W&F 2023/1

Friedensforschung und (De-)Kolonialität

Workshop, Universitäten Klagenfurt und Augsburg, Klagenfurt, 05.-07. Juli 2022

Was bedeutet es, eine dekoloniale Perspektive auf die Forschung anzuwenden, insbesondere wenn es um die Friedens- und Konfliktforschung selbst geht? Welche Verantwortung und Rechenschaftspflicht haben Forscher*innen – und wem gegenüber? Wie können wir sicherstellen, dass die Forschung nicht gewaltsame und koloniale Praktiken innerhalb und außerhalb akademischer Einrichtungen reproduziert, sondern stattdessen privilegienbewusst und konfliktsensibel ist?

Diese und viele weitere Fragen wurden während eines dreitägigen Workshops an der Universität Klagenfurt im Juli 2022 diskutiert. Dieser Workshop war eine Erweiterung und Vertiefung eines Online-Workshops, der im Oktober 2021 zum gleichen Thema stattgefunden hatte (siehe W&F 1/2022). Der Workshop wurde von Claudia Brunner, Viktorija Ratković und Daniela Lehner (alle Universität Klagenfurt, Zentrum für Friedensforschung und Friedensbildung) sowie Christoph Weller und Christina Pauls (beide Lehrstuhl für Politikwissenschaft, Friedens- und Konfliktforschung, Universität Augsburg) organisiert und durch die Deutsche Stiftung Friedensforschung gefördert.

Ziel des Workshops war es, die Beziehungen zwischen Theorie und Praxis, Haltungen und Handlungen in der Friedens- und Konfliktforschung weiter zu beleuchten und Methoden und Praktiken innerhalb des Feldes selbst, insbesondere im Hinblick auf aktuelle Entwicklungen in der Ukraine, kritisch zu hinterfragen. Daher wurden im Laufe des Workshops vor allem Fragen aufgeworfen, anstatt Antworten gegeben – und diese ermöglichten intensive Diskussionen, aus denen neue Allianzen und Ansätze für dekoloniale Arbeit in der Friedensforschung und -bildung hervorgegangen sind. Viele dieser Aufgaben wurden durch den Online-Workshop schon 2021 initiiert, nun hatten die Teilnehmer*innen die Möglichkeit, ihre Themen zu vertiefen und praktisch zu erkunden. Alle Beiträge wurden nach dem »Gegenleseprinzip« präsentiert, d.h. der Text wurde nicht von Autor*innen, sondern von anderen Teilnehmer*innen vorgestellt und in der Gruppe diskutiert. Neben der reinen Textarbeit hatten die Teilnehmer*innen die Möglichkeit, an einer von Christoph Weller (Universität Augsburg) konzipierten und moderierten Sitzung teilzunehmen, die sich dem Ukrainekrieg als Herausforderung für Friedensstudien, Friedenserziehung und (De-)Kolonisierung widmete, und in einem von Joschka Köck (Theater der Unterdrückten Wien) gestalteten Begegnungsraum einen Einblick in das körperliche und szenische Forschen zu erhalten.

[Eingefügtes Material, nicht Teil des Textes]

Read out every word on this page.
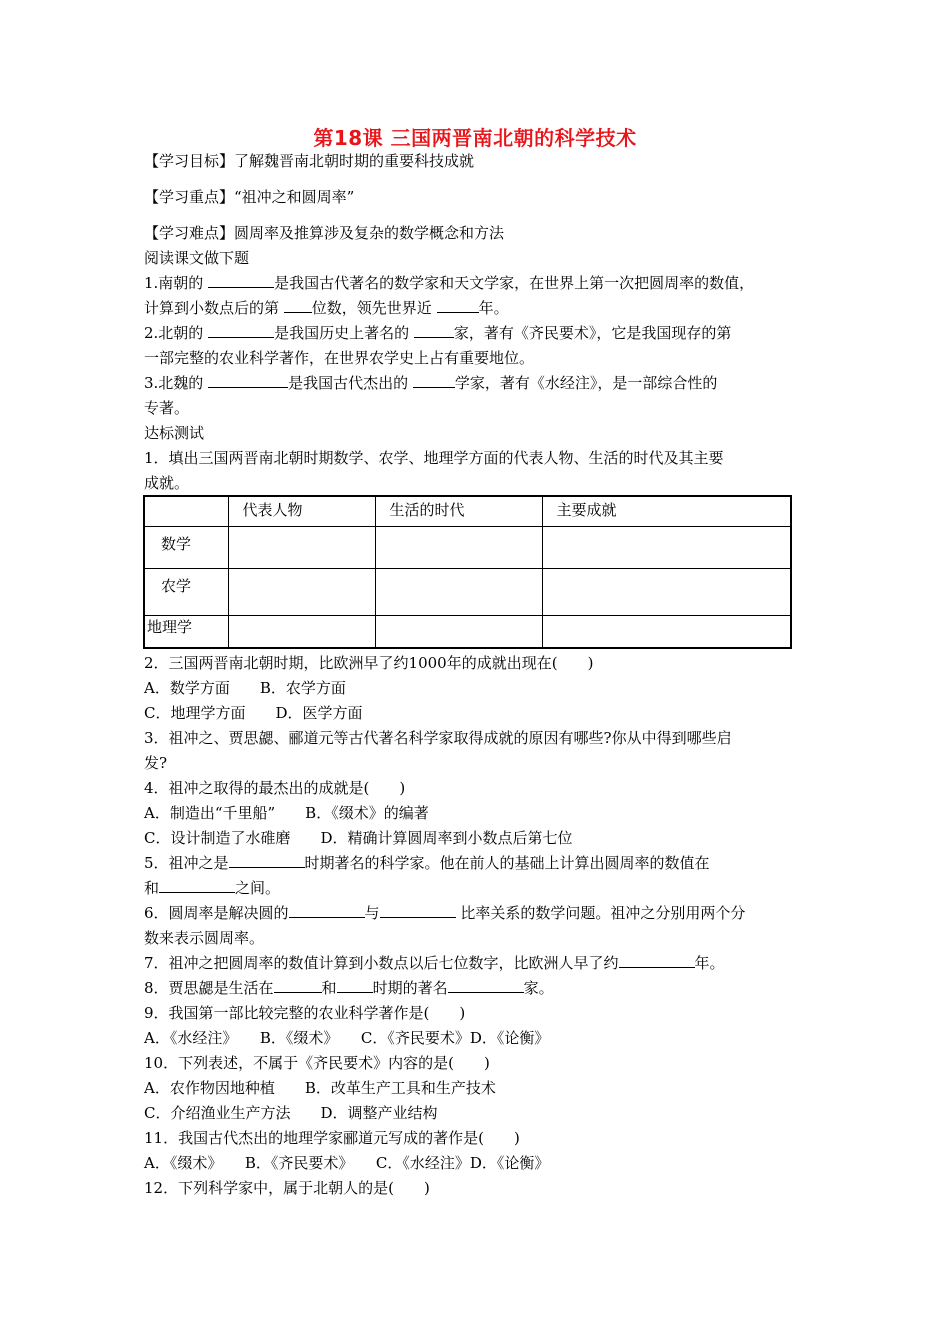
第18课 三国两晋南北朝的科学技术
【学习目标】了解魏晋南北朝时期的重要科技成就
【学习重点】“祖冲之和圆周率”
【学习难点】圆周率及推算涉及复杂的数学概念和方法
阅读课文做下题
1.南朝的	是我国古代著名的数学家和天文学家，在世界上第一次把圆周率的数值，
计算到小数点后的第 位数，领先世界近	年。
2.北朝的	是我国历史上著名的	家，著有《齐民要术》，它是我国现存的第
一部完整的农业科学著作，在世界农学史上占有重要地位。
3.北魏的	是我国古代杰出的	学家，著有《水经注》，是一部综合性的
专著。
达标测试
1．填出三国两晋南北朝时期数学、农学、地理学方面的代表人物、生活的时代及其主要
成就。
	代表人物	生活的时代	主要成就
数学			
农学			
地理学			
2．三国两晋南北朝时期，比欧洲早了约1000年的成就出现在(　　)
A．数学方面　　B．农学方面
C．地理学方面　　D．医学方面
3．祖冲之、贾思勰、郦道元等古代著名科学家取得成就的原因有哪些?你从中得到哪些启
发?
4．祖冲之取得的最杰出的成就是(　　)
A．制造出“千里船”　　B．《缀术》的编著
C．设计制造了水碓磨　　D．精确计算圆周率到小数点后第七位
5．祖冲之是	时期著名的科学家。他在前人的基础上计算出圆周率的数值在
和	之间。
6．圆周率是解决圆的	与	比率关系的数学问题。祖冲之分别用两个分
数来表示圆周率。
7．祖冲之把圆周率的数值计算到小数点以后七位数字，比欧洲人早了约	年。
8．贾思勰是生活在	和 时期的著名	家。
9．我国第一部比较完整的农业科学著作是(　　)
A．《水经注》　　B．《缀术》　　C．《齐民要术》D．《论衡》
10．下列表述，不属于《齐民要术》内容的是(　　)
A．农作物因地种植　　B．改革生产工具和生产技术
C．介绍渔业生产方法　　D．调整产业结构
11．我国古代杰出的地理学家郦道元写成的著作是(　　)
A．《缀术》　　B．《齐民要术》　　C．《水经注》D．《论衡》
12．下列科学家中，属于北朝人的是(　　)
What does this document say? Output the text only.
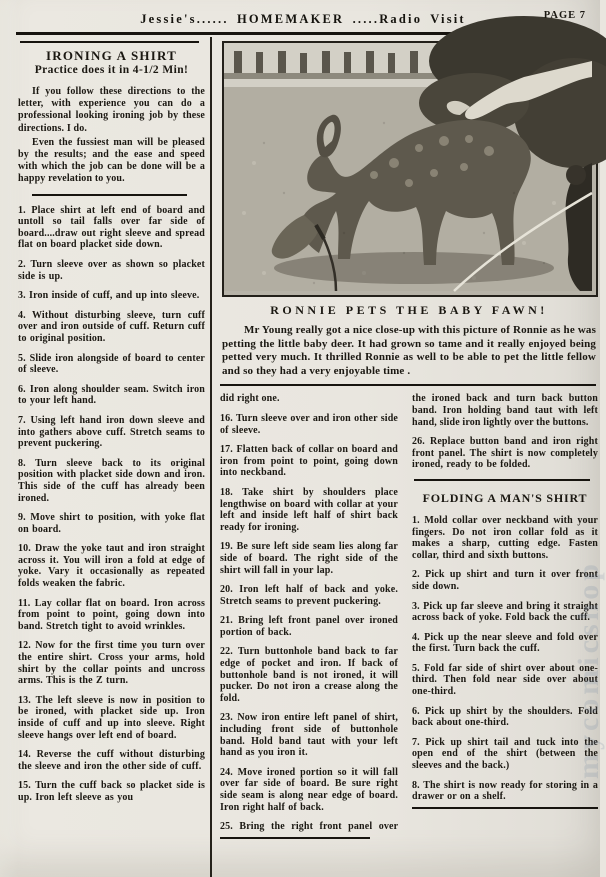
Jessie's...... HOMEMAKER .....Radio Visit	PAGE 7

IRONING A SHIRT

Practice does it in 4-1/2 Min!

If you follow these directions to the letter, with experience you can do a professional looking ironing job by these directions. I do.

Even the fussiest man will be pleased by the results; and the ease and speed with which the job can be done will be a happy revelation to you.

1. Place shirt at left end of board and untoll so tail falls over far side of board....draw out right sleeve and spread flat on board placket side down.

2. Turn sleeve over as shown so placket side is up.

3. Iron inside of cuff, and up into sleeve.

4. Without disturbing sleeve, turn cuff over and iron outside of cuff. Return cuff to original position.

5. Slide iron alongside of board to center of sleeve.

6. Iron along shoulder seam. Switch iron to your left hand.

7. Using left hand iron down sleeve and into gathers above cuff. Stretch seams to prevent puckering.

8. Turn sleeve back to its original position with placket side down and iron. This side of the cuff has already been ironed.

9. Move shirt to position, with yoke flat on board.

10. Draw the yoke taut and iron straight across it. You will iron a fold at edge of yoke. Vary it occasionally as repeated folds weaken the fabric.

11. Lay collar flat on board. Iron across from point to point, going down into band. Stretch tight to avoid wrinkles.

12. Now for the first time you turn over the entire shirt. Cross your arms, hold shirt by the collar points and uncross arms. This is the Z turn.

13. The left sleeve is now in position to be ironed, with placket side up. Iron inside of cuff and up into sleeve. Right sleeve hangs over left end of board.

14. Reverse the cuff without disturbing the sleeve and iron the other side of cuff.

15. Turn the cuff back so placket side is up. Iron left sleeve as you

RONNIE PETS THE BABY FAWN!

Mr Young really got a nice close-up with this picture of Ronnie as he was petting the little baby deer. It had grown so tame and it really enjoyed being petted very much. It thrilled Ronnie as well to be able to pet the little fellow and so they had a very enjoyable time .

did right one.

16. Turn sleeve over and iron other side of sleeve.

17. Flatten back of collar on board and iron from point to point, going down into neckband.

18. Take shirt by shoulders place lengthwise on board with collar at your left and inside left half of shirt back ready for ironing.

19. Be sure left side seam lies along far side of board. The right side of the shirt will fall in your lap.

20. Iron left half of back and yoke. Stretch seams to prevent puckering.

21. Bring left front panel over ironed portion of back.

22. Turn buttonhole band back to far edge of pocket and iron. If back of buttonhole band is not ironed, it will pucker. Do not iron a crease along the fold.

23. Now iron entire left panel of shirt, including front side of buttonhole band. Hold band taut with your left hand as you iron it.

24. Move ironed portion so it will fall over far side of board. Be sure right side seam is along near edge of board. Iron right half of back.

25. Bring the right front panel over

the ironed back and turn back button band. Iron holding band taut with left hand, slide iron lightly over the buttons.

26. Replace button band and iron right front panel. The shirt is now completely ironed, ready to be folded.

FOLDING A MAN'S SHIRT

1. Mold collar over neckband with your fingers. Do not iron collar fold as it makes a sharp, cutting edge. Fasten collar, third and sixth buttons.

2. Pick up shirt and turn it over front side down.

3. Pick up far sleeve and bring it straight across back of yoke. Fold back the cuff.

4. Pick up the near sleeve and fold over the first. Turn back the cuff.

5. Fold far side of shirt over about one-third. Then fold near side over about one-third.

6. Pick up shirt by the shoulders. Fold back about one-third.

7. Pick up shirt tail and tuck into the open end of the shirt (between the sleeves and the back.)

8. The shirt is now ready for storing in a drawer or on a shelf.

mycomicshop
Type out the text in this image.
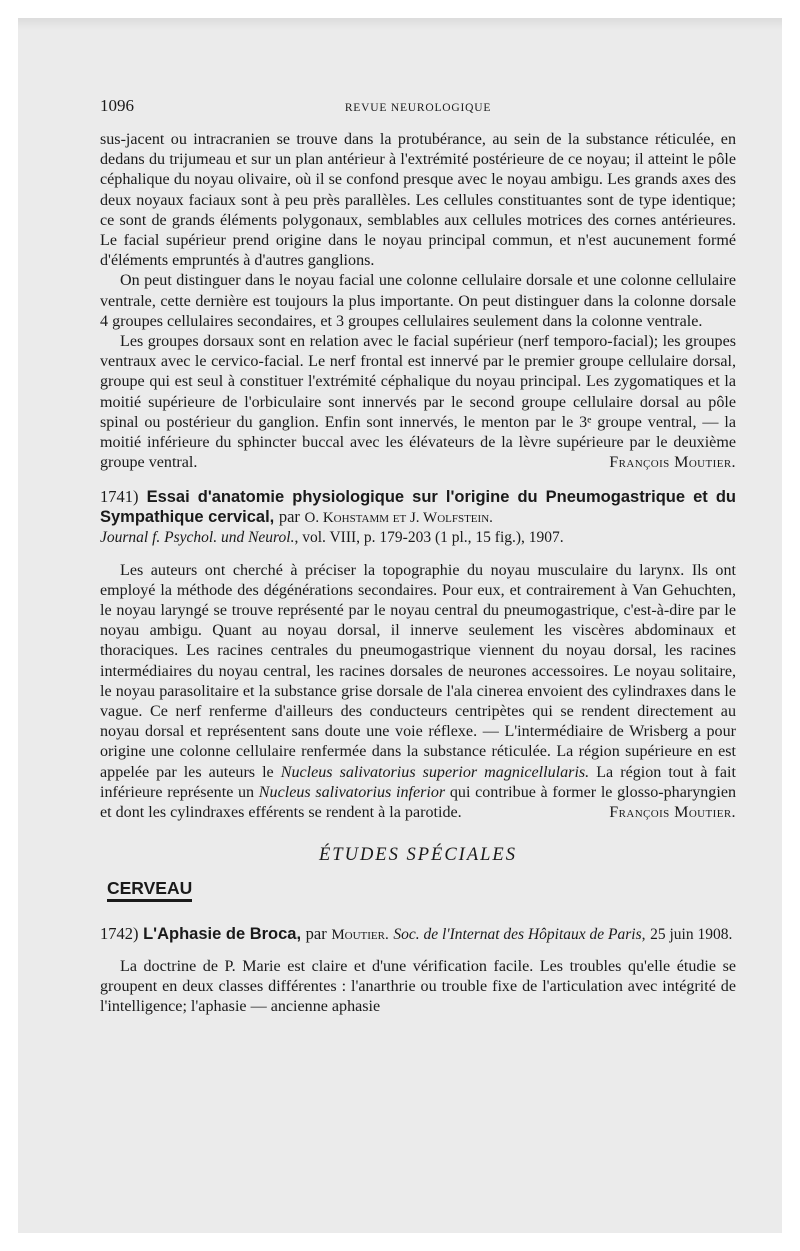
1096	REVUE NEUROLOGIQUE

sus-jacent ou intracranien se trouve dans la protubérance, au sein de la substance réticulée, en dedans du trijumeau et sur un plan antérieur à l'extrémité postérieure de ce noyau; il atteint le pôle céphalique du noyau olivaire, où il se confond presque avec le noyau ambigu. Les grands axes des deux noyaux faciaux sont à peu près parallèles. Les cellules constituantes sont de type identique; ce sont de grands éléments polygonaux, semblables aux cellules motrices des cornes antérieures. Le facial supérieur prend origine dans le noyau principal commun, et n'est aucunement formé d'éléments empruntés à d'autres ganglions.

On peut distinguer dans le noyau facial une colonne cellulaire dorsale et une colonne cellulaire ventrale, cette dernière est toujours la plus importante. On peut distinguer dans la colonne dorsale 4 groupes cellulaires secondaires, et 3 groupes cellulaires seulement dans la colonne ventrale.

Les groupes dorsaux sont en relation avec le facial supérieur (nerf temporo-facial); les groupes ventraux avec le cervico-facial. Le nerf frontal est innervé par le premier groupe cellulaire dorsal, groupe qui est seul à constituer l'extrémité céphalique du noyau principal. Les zygomatiques et la moitié supérieure de l'orbiculaire sont innervés par le second groupe cellulaire dorsal au pôle spinal ou postérieur du ganglion. Enfin sont innervés, le menton par le 3ᵉ groupe ventral, — la moitié inférieure du sphincter buccal avec les élévateurs de la lèvre supérieure par le deuxième groupe ventral.	François Moutier.

1741) Essai d'anatomie physiologique sur l'origine du Pneumogastrique et du Sympathique cervical, par O. Kohstamm et J. Wolfstein.

Journal f. Psychol. und Neurol., vol. VIII, p. 179-203 (1 pl., 15 fig.), 1907.

Les auteurs ont cherché à préciser la topographie du noyau musculaire du larynx. Ils ont employé la méthode des dégénérations secondaires. Pour eux, et contrairement à Van Gehuchten, le noyau laryngé se trouve représenté par le noyau central du pneumogastrique, c'est-à-dire par le noyau ambigu. Quant au noyau dorsal, il innerve seulement les viscères abdominaux et thoraciques. Les racines centrales du pneumogastrique viennent du noyau dorsal, les racines intermédiaires du noyau central, les racines dorsales de neurones accessoires. Le noyau solitaire, le noyau parasolitaire et la substance grise dorsale de l'ala cinerea envoient des cylindraxes dans le vague. Ce nerf renferme d'ailleurs des conducteurs centripètes qui se rendent directement au noyau dorsal et représentent sans doute une voie réflexe. — L'intermédiaire de Wrisberg a pour origine une colonne cellulaire renfermée dans la substance réticulée. La région supérieure en est appelée par les auteurs le Nucleus salivatorius superior magnicellularis. La région tout à fait inférieure représente un Nucleus salivatorius inferior qui contribue à former le glosso-pharyngien et dont les cylindraxes efférents se rendent à la parotide.	François Moutier.

ÉTUDES SPÉCIALES
CERVEAU

1742) L'Aphasie de Broca, par Moutier. Soc. de l'Internat des Hôpitaux de Paris, 25 juin 1908.

La doctrine de P. Marie est claire et d'une vérification facile. Les troubles qu'elle étudie se groupent en deux classes différentes : l'anarthrie ou trouble fixe de l'articulation avec intégrité de l'intelligence; l'aphasie — ancienne aphasie
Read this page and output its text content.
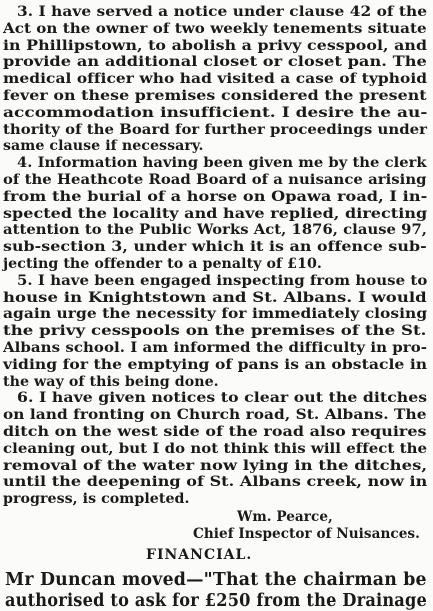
3. I have served a notice under clause 42 of the
Act on the owner of two weekly tenements situate
in Phillipstown, to abolish a privy cesspool, and
provide an additional closet or closet pan. The
medical officer who had visited a case of typhoid
fever on these premises considered the present
accommodation insufficient. I desire the au-
thority of the Board for further proceedings under
same clause if necessary.
4. Information having been given me by the clerk
of the Heathcote Road Board of a nuisance arising
from the burial of a horse on Opawa road, I in-
spected the locality and have replied, directing
attention to the Public Works Act, 1876, clause 97,
sub-section 3, under which it is an offence sub-
jecting the offender to a penalty of £10.
5. I have been engaged inspecting from house to
house in Knightstown and St. Albans. I would
again urge the necessity for immediately closing
the privy cesspools on the premises of the St.
Albans school. I am informed the difficulty in pro-
viding for the emptying of pans is an obstacle in
the way of this being done.
6. I have given notices to clear out the ditches
on land fronting on Church road, St. Albans. The
ditch on the west side of the road also requires
cleaning out, but I do not think this will effect the
removal of the water now lying in the ditches,
until the deepening of St. Albans creek, now in
progress, is completed.
Wm. Pearce,
Chief Inspector of Nuisances.
FINANCIAL.
Mr Duncan moved—"That the chairman be
authorised to ask for £250 from the Drainage
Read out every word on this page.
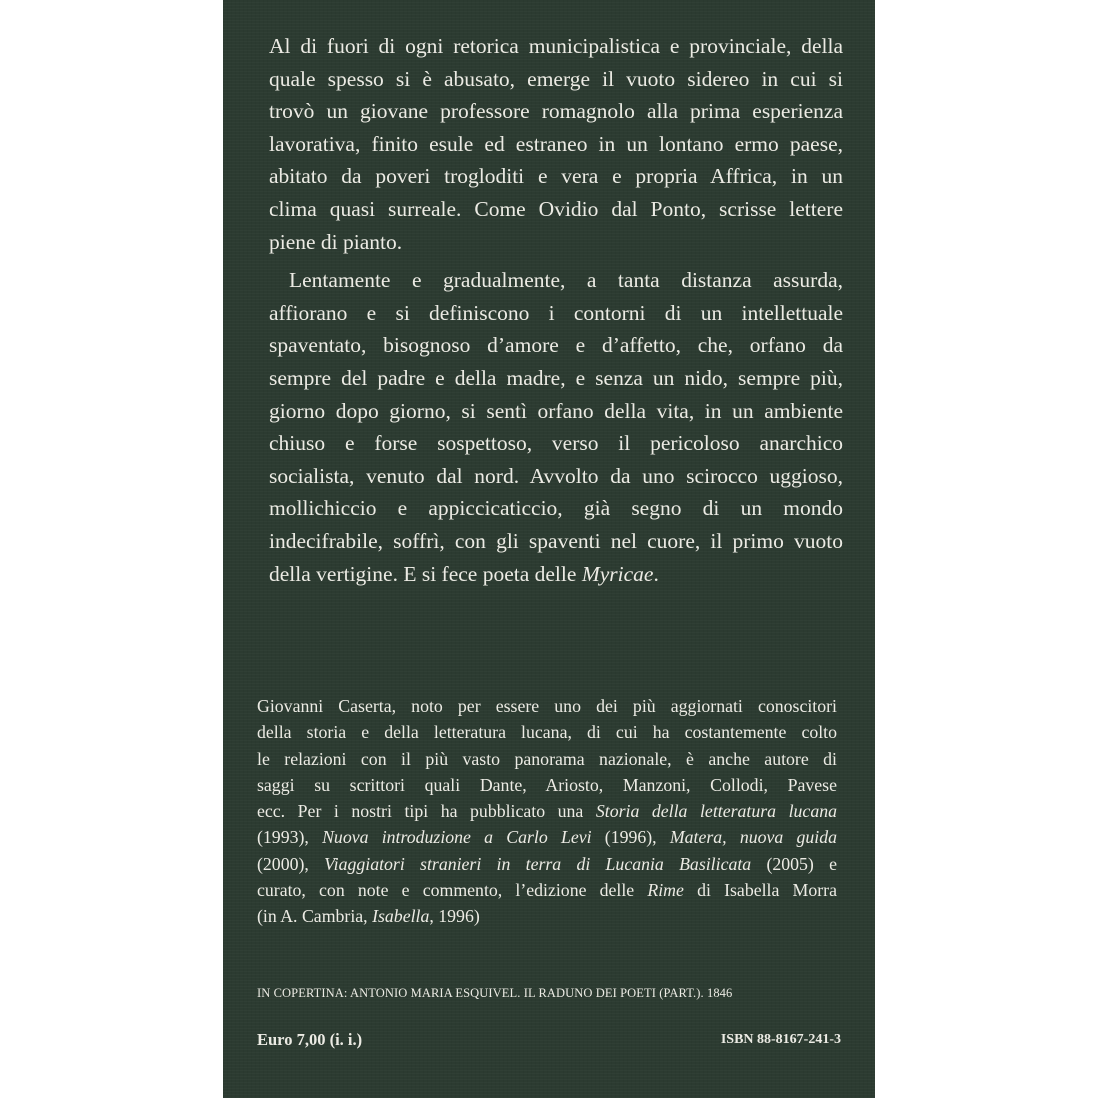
Al di fuori di ogni retorica municipalistica e provinciale, della

quale spesso si è abusato, emerge il vuoto sidereo in cui si

trovò un giovane professore romagnolo alla prima esperienza

lavorativa, finito esule ed estraneo in un lontano ermo paese,

abitato da poveri trogloditi e vera e propria Affrica, in un

clima quasi surreale. Come Ovidio dal Ponto, scrisse lettere

piene di pianto.

Lentamente e gradualmente, a tanta distanza assurda,

affiorano e si definiscono i contorni di un intellettuale

spaventato, bisognoso d’amore e d’affetto, che, orfano da

sempre del padre e della madre, e senza un nido, sempre più,

giorno dopo giorno, si sentì orfano della vita, in un ambiente

chiuso e forse sospettoso, verso il pericoloso anarchico

socialista, venuto dal nord. Avvolto da uno scirocco uggioso,

mollichiccio e appiccicaticcio, già segno di un mondo

indecifrabile, soffrì, con gli spaventi nel cuore, il primo vuoto

della vertigine. E si fece poeta delle Myricae.

Giovanni Caserta, noto per essere uno dei più aggiornati conoscitori

della storia e della letteratura lucana, di cui ha costantemente colto

le relazioni con il più vasto panorama nazionale, è anche autore di

saggi su scrittori quali Dante, Ariosto, Manzoni, Collodi, Pavese

ecc. Per i nostri tipi ha pubblicato una Storia della letteratura lucana

(1993), Nuova introduzione a Carlo Levi (1996), Matera, nuova guida

(2000), Viaggiatori stranieri in terra di Lucania Basilicata (2005) e

curato, con note e commento, l’edizione delle Rime di Isabella Morra

(in A. Cambria, Isabella, 1996)

IN COPERTINA: ANTONIO MARIA ESQUIVEL. IL RADUNO DEI POETI (PART.). 1846
Euro 7,00 (i. i.)	ISBN 88-8167-241-3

Der Beitrag von Sebastian Garbe befasste sich mit der Positionierung von Forscher*innen im wissenschaftlichen Prozess und reflektierte die Doppelrolle von Aktivist*innen und Forscher*innen, wobei er den Unterschied zwischen Selbstzentrierung und Transparenz der Forschung hinterfragte. In der Diskussion sind die Teilnehmer*innen zu der Einsicht gelangt, dass auch hegemoniale Selbstkritik selbst Forscher*innen in den Mittelpunkt stellen kann und dass Phänomene, die von Natur aus relational sind, nicht immer von einer einzigen Person angemessen erklärt bzw. theoretisiert werden können. Daher sprach sich Garbe für mehr Transparenz in der Kommunikation von Forschungsmethodologie, -prozessen und -ergebnissen aus. Das zentrale Thema seines Beitrags war jedoch die Solidarität mit und von den Mapuche als Forschungssubjekten, insbesondere basierend auf einem relationalen Verständnis von Solidarität, sowie die Ausübung von Solidarität als Einzelperson oder bei fehlenden Ressourcen. Relationale Verständnisse von Solidarität basieren weder auf Gegner*innenschaft noch auf Abgrenzungen von »Innen« und »Außen«, sondern betrachten Solidarität als eine gegenseitige dauerhafte Verpflichtung, die immer wieder neu ausgehandelt werden muss.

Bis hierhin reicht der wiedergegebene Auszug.